Ebbene, imparando a lasciarsi andare, ad arrendersi come ci si arrende davanti a un bambino. Tengo a precisare che il termine “resa” significa una resa che sottende non una rassegnazione, non una sconfitta ma una capacità. Quelli che si sono arresi almeno una volta davanti alle insistenze del proprio figlio con bonarietà e concordia possono comprendere meglio quello che dico.

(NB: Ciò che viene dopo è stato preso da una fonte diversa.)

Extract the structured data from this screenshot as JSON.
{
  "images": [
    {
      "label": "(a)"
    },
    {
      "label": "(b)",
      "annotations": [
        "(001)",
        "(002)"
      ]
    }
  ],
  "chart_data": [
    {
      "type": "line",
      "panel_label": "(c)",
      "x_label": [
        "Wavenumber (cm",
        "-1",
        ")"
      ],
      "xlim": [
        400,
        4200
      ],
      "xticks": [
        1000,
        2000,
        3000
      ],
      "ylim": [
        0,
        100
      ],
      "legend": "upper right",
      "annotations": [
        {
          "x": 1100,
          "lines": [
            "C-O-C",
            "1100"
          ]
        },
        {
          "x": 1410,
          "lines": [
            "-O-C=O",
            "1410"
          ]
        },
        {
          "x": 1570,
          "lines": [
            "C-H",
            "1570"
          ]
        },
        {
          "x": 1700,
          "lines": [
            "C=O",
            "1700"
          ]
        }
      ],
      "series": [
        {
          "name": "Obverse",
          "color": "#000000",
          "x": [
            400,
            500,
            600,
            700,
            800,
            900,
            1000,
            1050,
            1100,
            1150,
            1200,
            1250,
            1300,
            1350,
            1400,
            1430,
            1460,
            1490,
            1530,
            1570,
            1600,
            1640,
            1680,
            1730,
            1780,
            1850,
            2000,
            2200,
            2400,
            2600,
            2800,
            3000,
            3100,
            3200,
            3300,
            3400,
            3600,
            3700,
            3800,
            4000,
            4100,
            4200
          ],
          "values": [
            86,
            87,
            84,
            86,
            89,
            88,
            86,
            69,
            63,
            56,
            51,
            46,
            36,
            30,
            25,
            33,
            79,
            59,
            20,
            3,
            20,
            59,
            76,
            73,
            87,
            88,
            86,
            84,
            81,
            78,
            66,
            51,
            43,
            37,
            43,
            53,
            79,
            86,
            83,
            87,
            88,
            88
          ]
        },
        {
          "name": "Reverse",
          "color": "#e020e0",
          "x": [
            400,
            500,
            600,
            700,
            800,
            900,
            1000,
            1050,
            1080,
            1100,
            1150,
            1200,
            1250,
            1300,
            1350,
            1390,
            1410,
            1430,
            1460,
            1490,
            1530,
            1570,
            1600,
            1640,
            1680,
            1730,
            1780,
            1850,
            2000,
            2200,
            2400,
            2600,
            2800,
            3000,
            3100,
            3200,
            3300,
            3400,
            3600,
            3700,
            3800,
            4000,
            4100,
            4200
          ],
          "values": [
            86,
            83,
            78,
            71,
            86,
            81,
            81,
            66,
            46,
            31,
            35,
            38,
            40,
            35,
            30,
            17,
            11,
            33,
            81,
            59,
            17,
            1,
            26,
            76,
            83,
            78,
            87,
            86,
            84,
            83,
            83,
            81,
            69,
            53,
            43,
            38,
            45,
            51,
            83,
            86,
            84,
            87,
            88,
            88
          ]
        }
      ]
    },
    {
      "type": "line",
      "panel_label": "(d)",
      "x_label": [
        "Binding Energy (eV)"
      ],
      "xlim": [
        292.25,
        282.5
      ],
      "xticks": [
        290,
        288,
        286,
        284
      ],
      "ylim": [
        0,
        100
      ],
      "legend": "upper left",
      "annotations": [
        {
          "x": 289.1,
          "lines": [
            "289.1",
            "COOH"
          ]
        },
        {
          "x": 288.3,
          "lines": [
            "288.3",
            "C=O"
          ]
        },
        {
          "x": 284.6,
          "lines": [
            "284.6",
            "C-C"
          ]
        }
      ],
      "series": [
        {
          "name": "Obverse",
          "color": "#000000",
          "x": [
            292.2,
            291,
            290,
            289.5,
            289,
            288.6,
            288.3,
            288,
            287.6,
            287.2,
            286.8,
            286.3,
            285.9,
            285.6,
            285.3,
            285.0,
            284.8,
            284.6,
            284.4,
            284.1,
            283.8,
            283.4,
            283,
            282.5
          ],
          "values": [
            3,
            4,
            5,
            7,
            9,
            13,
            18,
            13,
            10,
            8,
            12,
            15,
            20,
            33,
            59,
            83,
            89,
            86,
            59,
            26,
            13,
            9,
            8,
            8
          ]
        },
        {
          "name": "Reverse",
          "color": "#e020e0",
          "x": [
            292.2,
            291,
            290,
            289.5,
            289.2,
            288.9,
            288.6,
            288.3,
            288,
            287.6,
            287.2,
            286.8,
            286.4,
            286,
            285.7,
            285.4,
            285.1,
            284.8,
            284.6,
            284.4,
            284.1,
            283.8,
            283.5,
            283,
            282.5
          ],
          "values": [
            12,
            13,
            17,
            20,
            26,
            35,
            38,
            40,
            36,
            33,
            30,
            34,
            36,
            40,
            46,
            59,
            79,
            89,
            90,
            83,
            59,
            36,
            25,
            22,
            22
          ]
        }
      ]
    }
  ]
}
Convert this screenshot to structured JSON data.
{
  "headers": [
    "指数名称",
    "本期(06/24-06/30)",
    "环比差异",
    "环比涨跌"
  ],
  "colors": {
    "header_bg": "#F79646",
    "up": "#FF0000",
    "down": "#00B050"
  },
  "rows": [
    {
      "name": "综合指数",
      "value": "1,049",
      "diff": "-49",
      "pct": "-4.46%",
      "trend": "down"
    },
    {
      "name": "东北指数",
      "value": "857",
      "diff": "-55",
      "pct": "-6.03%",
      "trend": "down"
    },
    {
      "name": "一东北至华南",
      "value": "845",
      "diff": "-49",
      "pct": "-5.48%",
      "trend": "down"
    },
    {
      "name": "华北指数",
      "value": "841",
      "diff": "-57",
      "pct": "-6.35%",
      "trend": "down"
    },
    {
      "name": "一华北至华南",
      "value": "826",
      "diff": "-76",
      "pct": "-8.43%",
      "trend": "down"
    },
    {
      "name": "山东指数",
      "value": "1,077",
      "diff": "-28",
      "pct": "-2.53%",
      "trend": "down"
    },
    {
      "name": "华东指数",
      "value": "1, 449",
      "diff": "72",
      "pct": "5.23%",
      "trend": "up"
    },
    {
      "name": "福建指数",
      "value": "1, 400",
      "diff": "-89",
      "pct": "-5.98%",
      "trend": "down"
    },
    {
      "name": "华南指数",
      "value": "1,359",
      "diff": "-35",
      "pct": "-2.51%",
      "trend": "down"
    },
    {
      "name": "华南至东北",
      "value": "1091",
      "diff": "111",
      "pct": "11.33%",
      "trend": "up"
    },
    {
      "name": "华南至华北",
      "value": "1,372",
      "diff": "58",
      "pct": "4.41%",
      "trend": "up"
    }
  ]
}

Immaginate di stare a giocare con un bambino e che questi vi chiede di continuare a farlo quando voi vi siete oramai stancati. “L’ultima volta, ti prego papà !” E voi riprendete nonostante gli affanni. Oppure quando vi accorgete di avere commesso nei loro confronti un errore e desiderate dedicarvi più di prima a loro. Quel sentimento è un sentimento di sana pace interiore, di generosa accondiscendenza, di piacevole e gratificante soddisfazione. In quel momento non potete pensare a nient’altro che al benessere che vi procurano queste sensazioni. In queste condizioni i vostri pensieri sono rivolti alla bellezza della natura in cui vi sentite immersi. E’ questo un momento di sana contemplazione in cui potete lasciarvi pervadere da una atmosfera particolare. Può durare anche solo alcuni secondi, però voi sapete che ciò è possibile, a partire da adesso.